São Paulo (AUN - USP) - “Frenética”, “individualista” e “cética” são alguns dos adjetivos que poderiam caracterizar a sociedade atual. Vidas cada vez mais caóticas estão produzindo indivíduos mais preocupados com a satisfação pessoal e, portanto, mais impacientes, aflitos e descrentes. Para José Machado Pais, sociólogo e professor da Universidade de Lisboa, essa “onda” de depressão e descrença que parece pairar sobre a sociedade é fruto de uma disritmia entre as expectativas criadas em torno do futuro e os percursos que a vida toma. “Os diferentes ritmos de andamento das coisas, como se os futuros imaginados fossem denegados pela realidade, geram ansiedades de idade, nas quais se espelha uma pressa pelo futuro”, declara. Será que ainda existe, então, alguma esperança no futuro?
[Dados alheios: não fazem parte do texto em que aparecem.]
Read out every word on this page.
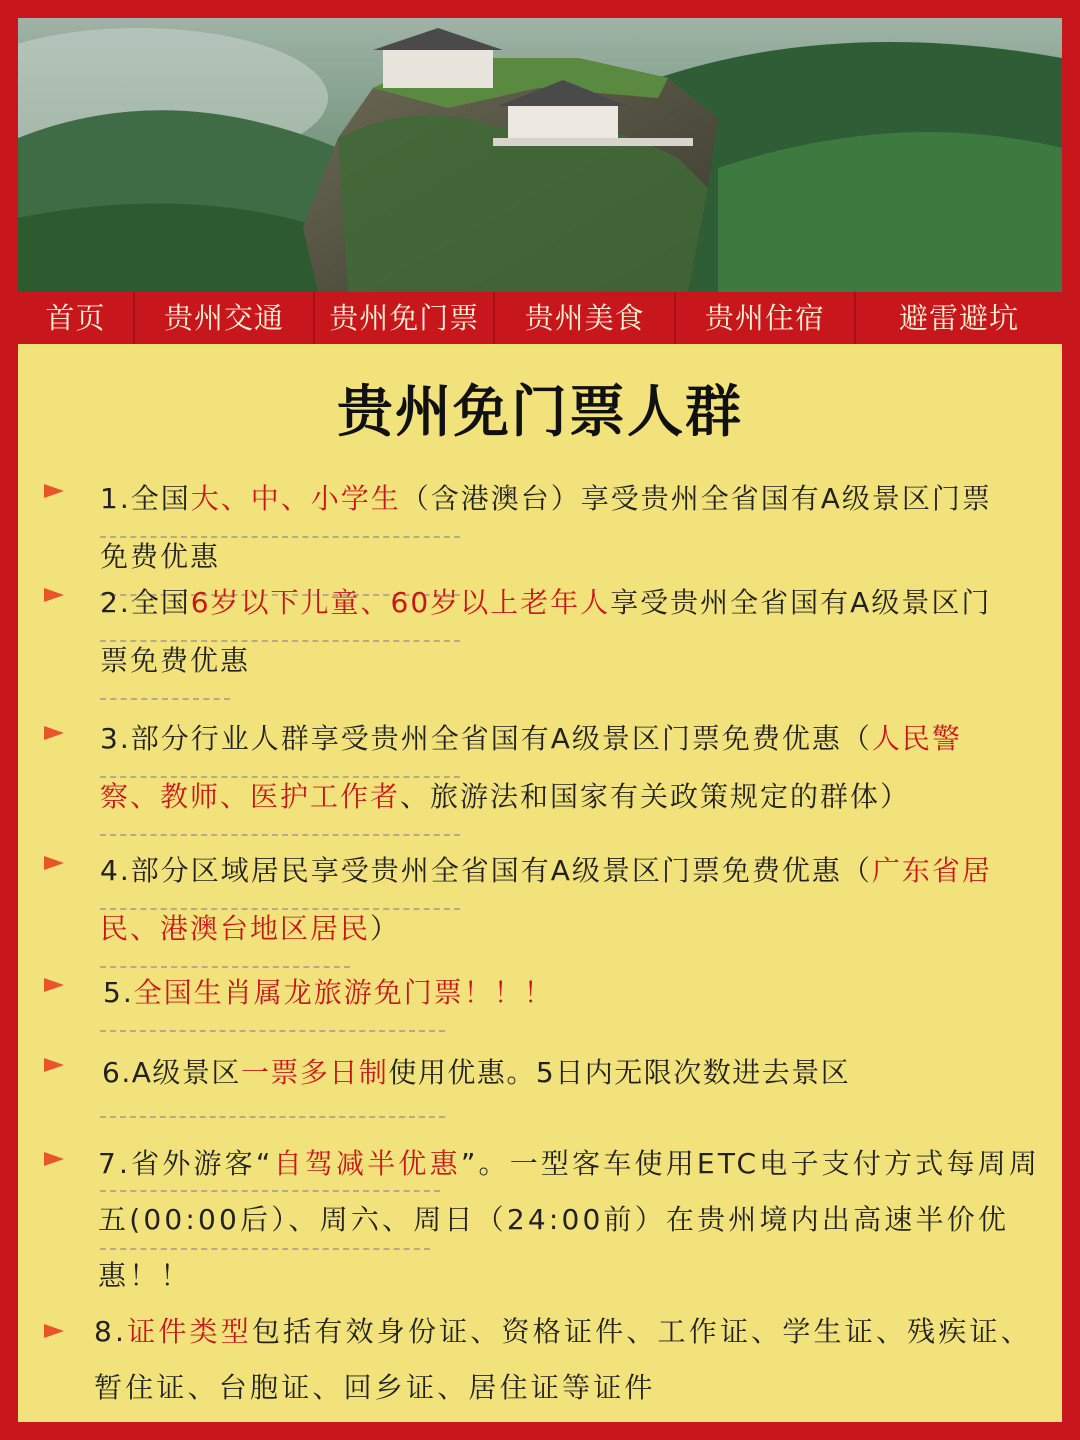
首页	贵州交通	贵州免门票	贵州美食	贵州住宿	避雷避坑
贵州免门票人群
1.全国大、中、小学生（含港澳台）享受贵州全省国有A级景区门票免费优惠
2.全国6岁以下儿童、60岁以上老年人享受贵州全省国有A级景区门票免费优惠
3.部分行业人群享受贵州全省国有A级景区门票免费优惠（人民警察、教师、医护工作者、旅游法和国家有关政策规定的群体）
4.部分区域居民享受贵州全省国有A级景区门票免费优惠（广东省居民、港澳台地区居民）
5.全国生肖属龙旅游免门票！！！
6.A级景区一票多日制使用优惠。5日内无限次数进去景区
7.省外游客“自驾减半优惠”。一型客车使用ETC电子支付方式每周周五(00:00后）、周六、周日（24:00前）在贵州境内出高速半价优惠！！
8.证件类型包括有效身份证、资格证件、工作证、学生证、残疾证、暂住证、台胞证、回乡证、居住证等证件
Convidado a apresentar palestra pela Faculdade de Filosofia, Letras e Ciências Humanas da USP na última quarta-feira (19), o professor acredita que essa situação tem criado duas patologias: uma síndrome melancólica e uma síndrome maníaca. A primeira atingiria principalmente os idosos, que costumam carregar muitos arrependimentos e sentimento de resignação. Já a síndrome maníaca apareceria sobretudo nos jovens, que “acabam por reproduzir comportamentos maníacos e obsessivos no presente, seja por culpas trazidas do passado ou por impotência em relação ao futuro”. Um exemplo desses comportamentos seriam os vícios em drogas e álcool.
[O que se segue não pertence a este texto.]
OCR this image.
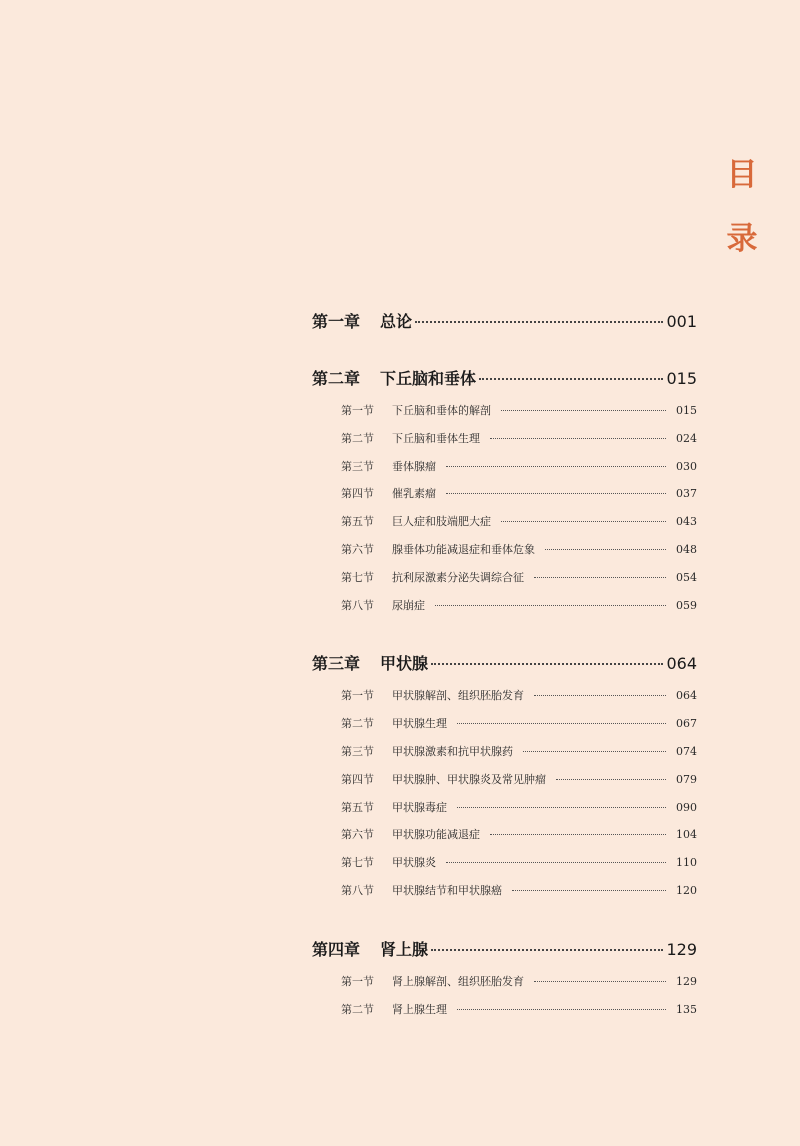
目
录
第一章	总论	001
第二章	下丘脑和垂体	015
第一节	下丘脑和垂体的解剖	015
第二节	下丘脑和垂体生理	024
第三节	垂体腺瘤	030
第四节	催乳素瘤	037
第五节	巨人症和肢端肥大症	043
第六节	腺垂体功能减退症和垂体危象	048
第七节	抗利尿激素分泌失调综合征	054
第八节	尿崩症	059
第三章	甲状腺	064
第一节	甲状腺解剖、组织胚胎发育	064
第二节	甲状腺生理	067
第三节	甲状腺激素和抗甲状腺药	074
第四节	甲状腺肿、甲状腺炎及常见肿瘤	079
第五节	甲状腺毒症	090
第六节	甲状腺功能减退症	104
第七节	甲状腺炎	110
第八节	甲状腺结节和甲状腺癌	120
第四章	肾上腺	129
第一节	肾上腺解剖、组织胚胎发育	129
第二节	肾上腺生理	135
José Machado identifica a crescente desestruturação das fases da vida como uma das causas desse descompasso entre expectativa e realidade. Há alguns anos, fatos como o abandono da casa dos pais ou a obtenção de um emprego eram claramente identificados como marcadores da passagem da juventude para a vida adulta. Hoje, os limites destas fases estão bem mais flexíveis e até mesmo irrelevantes. A vontade de se tornar adulto entra em conflito com as dificuldades acarretadas com a maior carga de responsabilidade que a acompanha. Esse deslumbramento de uma “nova vida” logo cai por terra, provocando tensões psicológicas, que podem fazer germinar preocupação e desmotivação frente ao futuro.
Para explicar sua opinião, o professor usa dados da Europen Social Survey, pesquisa que mapeia comportamentos e crenças nas diversas populações da Europa. Quanto à questão da passagem para a vida adulta, a pesquisa dividiu os jovens em quatro grupos. O primeiro deles é o dos jovens “destandartizados”, ou seja, que dão pouca ou nenhuma importância a esses marcadores de entrada em uma nova fase da vida. O grupo dos individualistas engloba aqueles que valorizam a emancipação através do ingresso no mercado de trabalho e da saída da casa dos pais. Os familiaristas, encontrados predominantemente nos países de forte presença do catolicismo, veem no casamento ou na maternidade/paternidade o fator que lhes deve tornar adultos. Por fim, os “standartizados”, mais normativos, consideram fundamental que a transição para a vida adulta seja marcada por um grande acontecimento.
Os resultados da pesquisa refletem claramente alguns acontecimentos recentes. José Machado aponta, por exemplo, os protestos na Espanha em maio deste ano. Milhares de manifestantes, em sua maioria jovens, foram às ruas reivindicar pacificamente melhores condições de vida e exigir uma “democracia real”. Essa movimentação, em uma visão mais simplista, nada mais é do que uma tentativa de alterar um futuro cada vez mais nebuloso, desestruturado e sem perspectivas de melhora. Os jovens, ainda que satisfeitos em algumas áreas de suas vidas, carregam uma “frustração relativa”: sentimento que surge como um saldo negativo entre o reconhecimento que eles têm e o que eles gostariam de ter. São, por exemplo, jovens de alta formação acadêmica, como mestres e doutores, que não recebem o prestígio que almejam.
Dentre as inúmeras maneiras de se escapar das decepções corriqueiras, o professor cita dois caminhos mais comuns: a dedicação à arte e a devoção à religião. A arte é o meio pelo qual muitos jovens procuram um novo sentido à vida, mesmo que ilusório. Já a fé na religião costuma ser mais fervorosa em idade mais avançada: a Europen Social Survey constatou que, entre os católicos praticantes de Portugal, sua maioria é constituída de idosos. A pesquisa também mostra que esses religiosos possuem o seguinte perfil: não veem sentido na vida ou só acreditam em um “graças a Deus”; não são felizes; não acreditam em futuro; acham o mundo um lugar cheio de maldade e pecado; e são fatalistas.